To be a host family to an exchange student, Whitmore says there is an application process and oftentimes through agencies like Education Travel and Culture working with multiple coordinators.

Here, she said, “It’s just my husband and I.”
Families can take comfort however in the Whitmores’ ability to manage placing students and working with host families. They’ve not only been working with families who welcome exchange students – they’ve been one.

Hosting a student, she said, is a means of “teaching people, letting people learn about their culture.

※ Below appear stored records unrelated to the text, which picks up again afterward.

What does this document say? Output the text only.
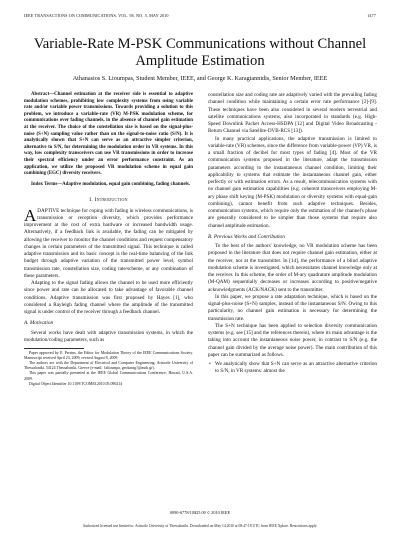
IEEE TRANSACTIONS ON COMMUNICATIONS, VOL. 58, NO. 5, MAY 2010	1477
Variable-Rate M-PSK Communications without Channel Amplitude Estimation
Athanasios S. Lioumpas, Student Member, IEEE, and George K. Karagiannidis, Senior Member, IEEE

Abstract—Channel estimation at the receiver side is essential to adaptive modulation schemes, prohibiting low complexity systems from using variable rate and/or variable power transmissions. Towards providing a solution to this problem, we introduce a variable-rate (VR) M-PSK modulation scheme, for communications over fading channels, in the absence of channel gain estimation at the receiver. The choice of the constellation size is based on the signal-plus-noise (S+N) sampling value rather than on the signal-to-noise ratio (S/N). It is analytically shown that S+N can serve as an attractive simpler criterion, alternative to S/N, for determining the modulation order in VR systems. In this way, low complexity transceivers can use VR transmissions in order to increase their spectral efficiency under an error performance constraint. As an application, we utilize the proposed VR modulation scheme in equal gain combining (EGC) diversity receivers.

Index Terms—Adaptive modulation, equal gain combining, fading channels.

I. Introduction

ADAPTIVE technique for coping with fading in wireless communications, is transmission or reception diversity, which provides performance improvement at the cost of extra hardware or increased bandwidth usage. Alternatively, if a feedback link is available, the fading can be mitigated by allowing the receiver to monitor the channel conditions and request compensatory changes in certain parameters of the transmitted signal. This technique is called adaptive transmission and its basic concept is the real-time balancing of the link budget through adaptive variation of the transmitted power level, symbol transmission rate, constellation size, coding rate/scheme, or any combination of these parameters.

Adapting to the signal fading allows the channel to be used more efficiently since power and rate can be allocated to take advantage of favorable channel conditions. Adaptive transmission was first proposed by Hayes [1], who considered a Rayleigh fading channel where the amplitude of the transmitted signal is under control of the receiver through a feedback channel.

A. Motivation

Several works have dealt with adaptive transmission systems, in which the modulation/coding parameters, such as

Paper approved by E. Perrins, the Editor for Modulation Theory of the IEEE Communications Society. Manuscript received April 23, 2009; revised August 8, 2009.

The authors are with the Department of Electrical and Computer Engineering, Aristotle University of Thessaloniki, 54124 Thessaloniki, Greece (e-mail: {alioumpa, geokarag}@auth.gr).

This paper was partially presented at the IEEE Global Communications Conference, Hawaii, U.S.A. 2009.

Digital Object Identifier 10.1109/TCOMM.2010.05.090214

constellation size and coding rate are adaptively varied with the prevailing fading channel condition while maintaining a certain error rate performance [2]-[9]. These techniques have been also considered in several modern terrestrial and satellite communications systems, also incorporated in standards (e.g. High-Speed Downlink Packet Access-HSDPA [12] and Digital Video Broadcasting - Return Channel via Satellite-DVB-RCS [13]).

In many practical applications, the adaptive transmission is limited to variable-rate (VR) schemes, since the difference from variable-power (VP) VR, is a small fraction of decibel for most types of fading [4]. Most of the VR communication systems proposed in the literature, adapt the transmission parameters according to the instantaneous channel condition, limiting their applicability to systems that estimate the instantaneous channel gain, either perfectly or with estimation errors. As a result, telecommunication systems with no channel gain estimation capabilities (e.g. coherent transceivers employing M-ary phase shift keying (M-PSK) modulation or diversity systems with equal-gain combining), cannot benefit from such adaptive techniques. Besides, communication systems, which require only the estimation of the channel's phase are generally considered to be simpler than those systems that require also channel amplitude estimation.

B. Previous Works and Contribution

To the best of the authors' knowledge, no VR modulation scheme has been proposed in the literature that does not require channel gain estimation, either at the receiver, nor at the transmitter. In [14], the performance of a blind adaptive modulation scheme is investigated, which necessitates channel knowledge only at the receiver. In this scheme, the order of M-ary quadrature amplitude modulation (M-QAM) sequentially decreases or increases according to positive/negative acknowledgments (ACK/NACK) sent to the transmitter.

In this paper, we propose a rate adaptation technique, which is based on the signal-plus-noise (S+N) samples, instead of the instantaneous S/N. Owing to this particularity, no channel gain estimation is necessary for determining the transmission rate.

The S+N technique has been applied to selection diversity communication systems (e.g. see [15] and the references therein), where its main advantage is the taking into account the instantaneous noise power, in contrast to S/N (e.g. the channel gain divided by the average noise power). The main contribution of this paper can be summarized as follows.

• We analytically show that S+N can serve as an attractive alternative criterion to S/N, in VR systems: almost the
0090-6778/10$25.00 © 2010 IEEE
Authorized licensed use limited to: Aristotle University of Thessaloniki. Downloaded on May 14,2010 at 08:47:18 UTC from IEEE Xplore. Restrictions apply.
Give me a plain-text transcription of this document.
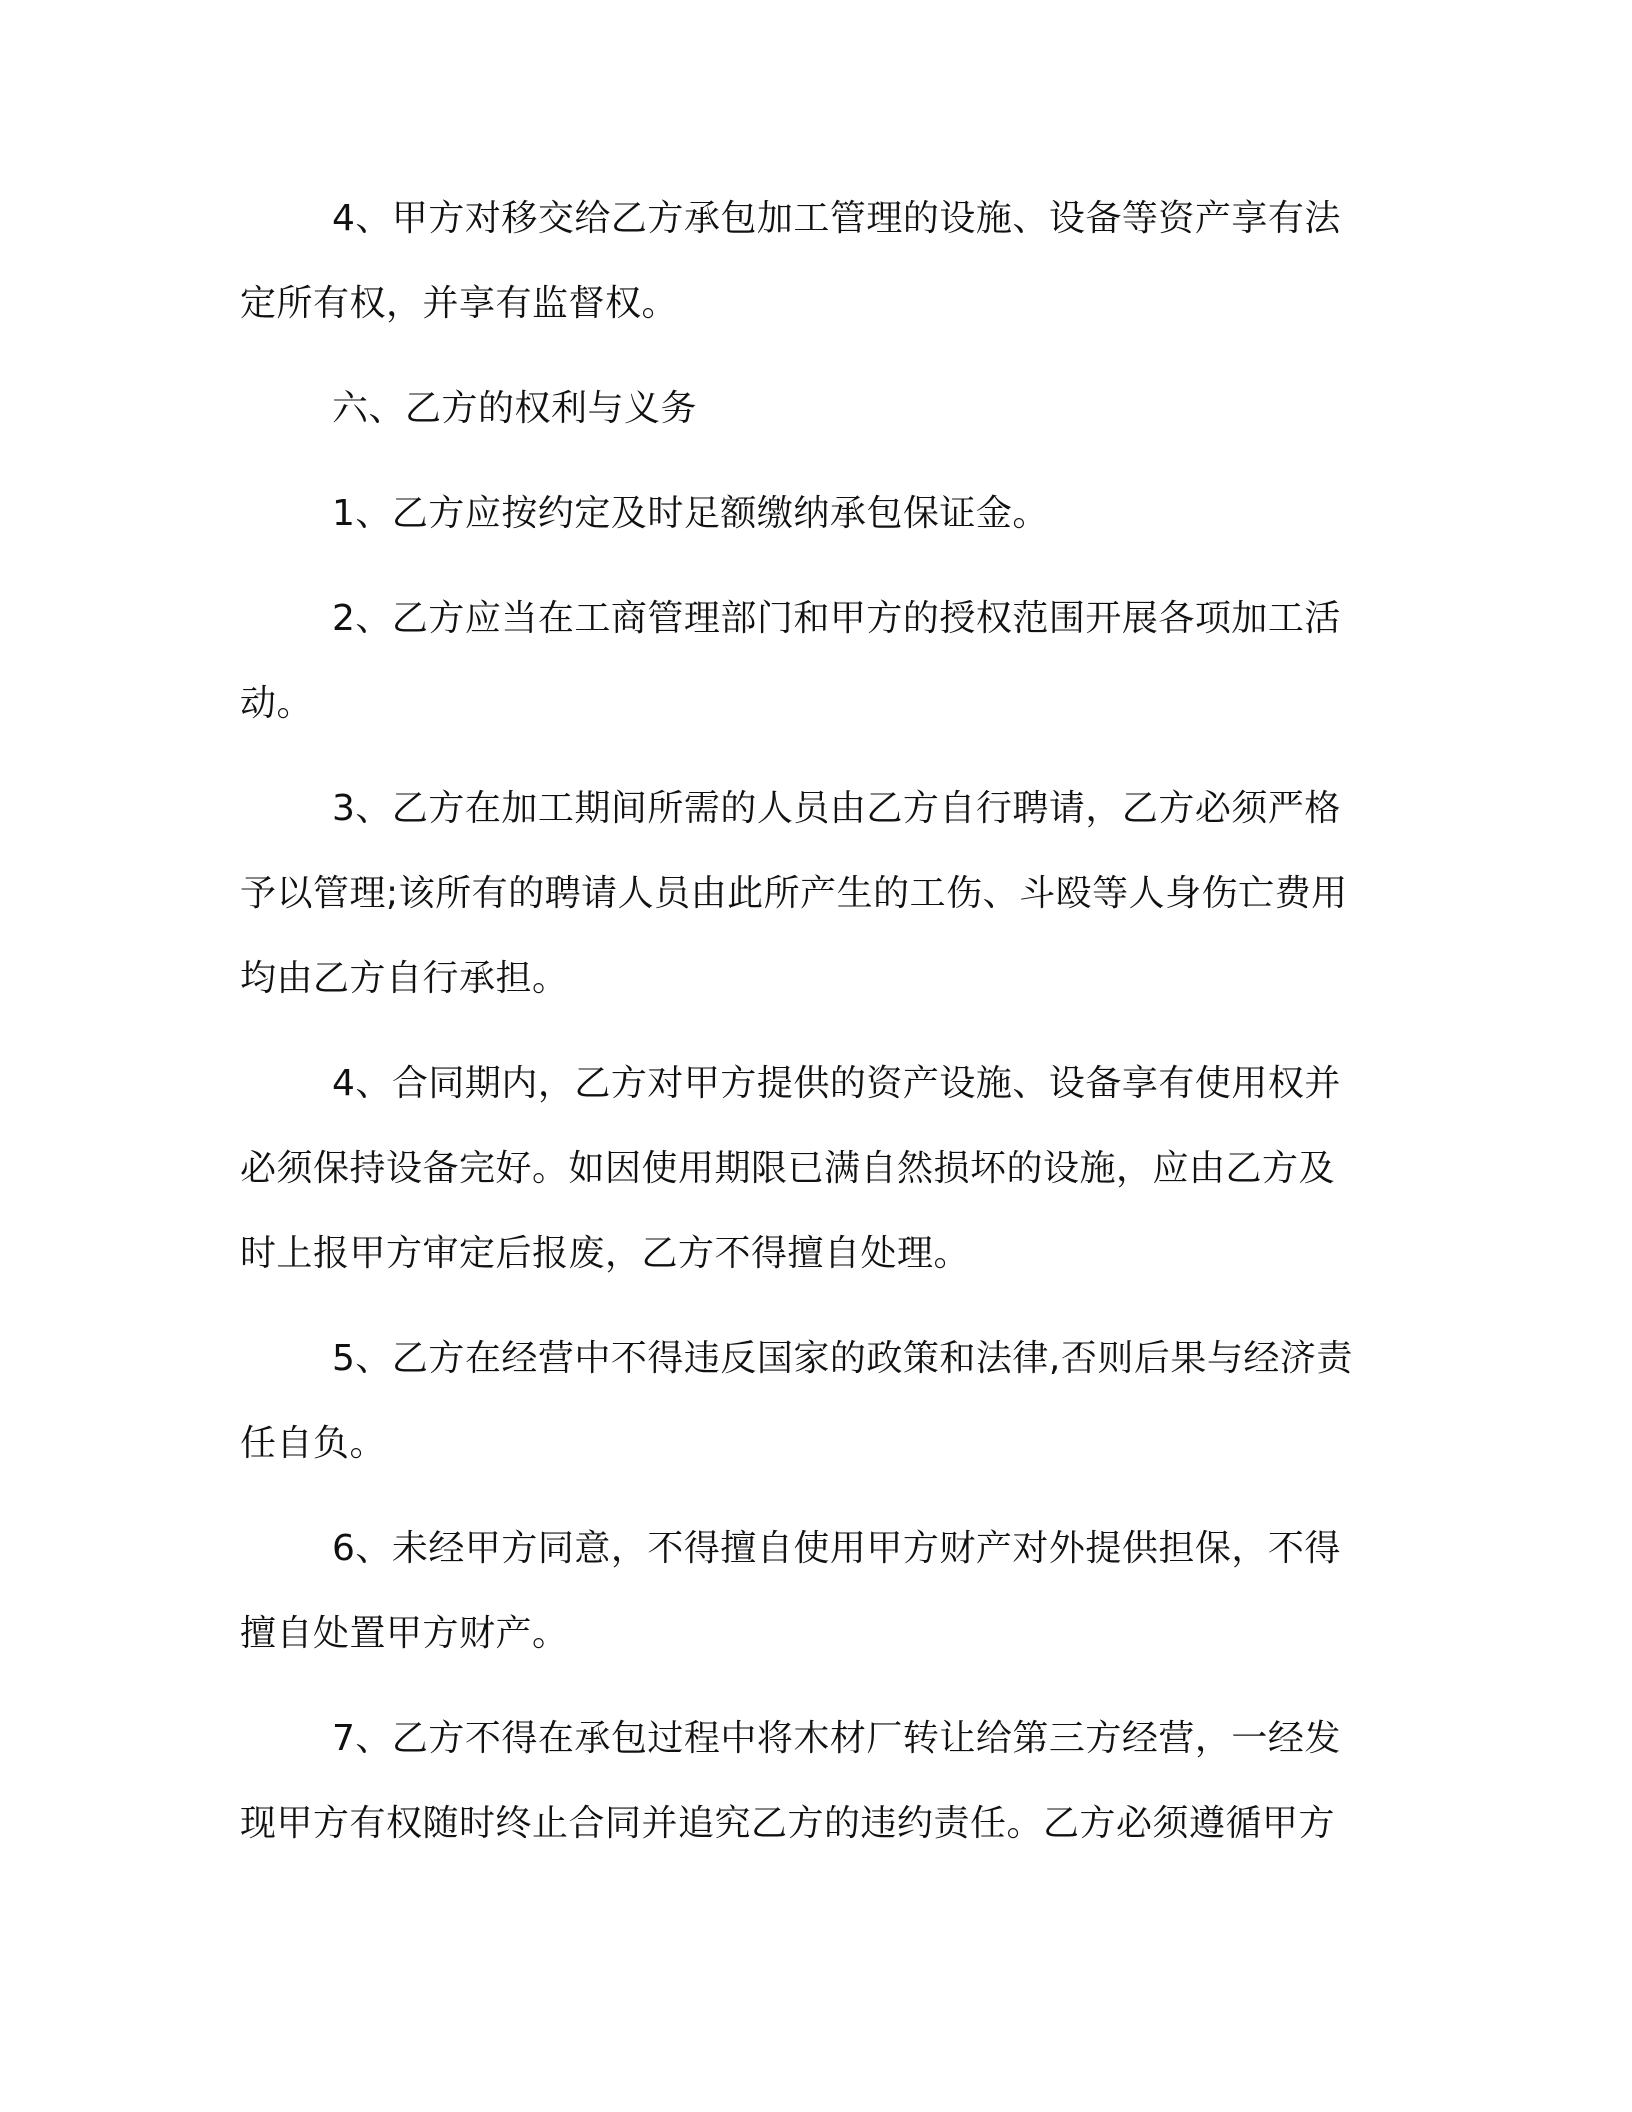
4、甲方对移交给乙方承包加工管理的设施、设备等资产享有法定所有权，并享有监督权。

六、乙方的权利与义务

1、乙方应按约定及时足额缴纳承包保证金。

2、乙方应当在工商管理部门和甲方的授权范围开展各项加工活动。

3、乙方在加工期间所需的人员由乙方自行聘请，乙方必须严格予以管理;该所有的聘请人员由此所产生的工伤、斗殴等人身伤亡费用均由乙方自行承担。

4、合同期内，乙方对甲方提供的资产设施、设备享有使用权并必须保持设备完好。如因使用期限已满自然损坏的设施，应由乙方及时上报甲方审定后报废，乙方不得擅自处理。

5、乙方在经营中不得违反国家的政策和法律,否则后果与经济责任自负。

6、未经甲方同意，不得擅自使用甲方财产对外提供担保，不得擅自处置甲方财产。

7、乙方不得在承包过程中将木材厂转让给第三方经营，一经发现甲方有权随时终止合同并追究乙方的违约责任。乙方必须遵循甲方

It’s a great program.”

The students come in on an issued visa.

“They come in on their own insurance with their own spending money,” Whitmore said.
“Treat them as one of their own,” she added, when asked what parents and families have to do once their student arrives. “That is the requirement.”

Whitmore remembers meeting her first exchange student, a young woman named Frederike “Rike,” from Germany.

“She worked with my stepson and brought books from Germany that showed the difference in the American and German cultures,” she said. “She taught us so much.”

In the same sense, she said, Rike got to have her own independent experiences, making her own friends while Whitmore’s children went about their own routines.

“My kids have their own activities, their own stuff,” she said. “She was perfectly comfortable going to (games, activities) by herself. I truly miss her.”

Interested parents and families should just think of hosing a student “like you’re children having a friend come over,” she said.

Students are asked to be fed two square meals a day and to be given the opportunity “just to be an American,” Whitmore said.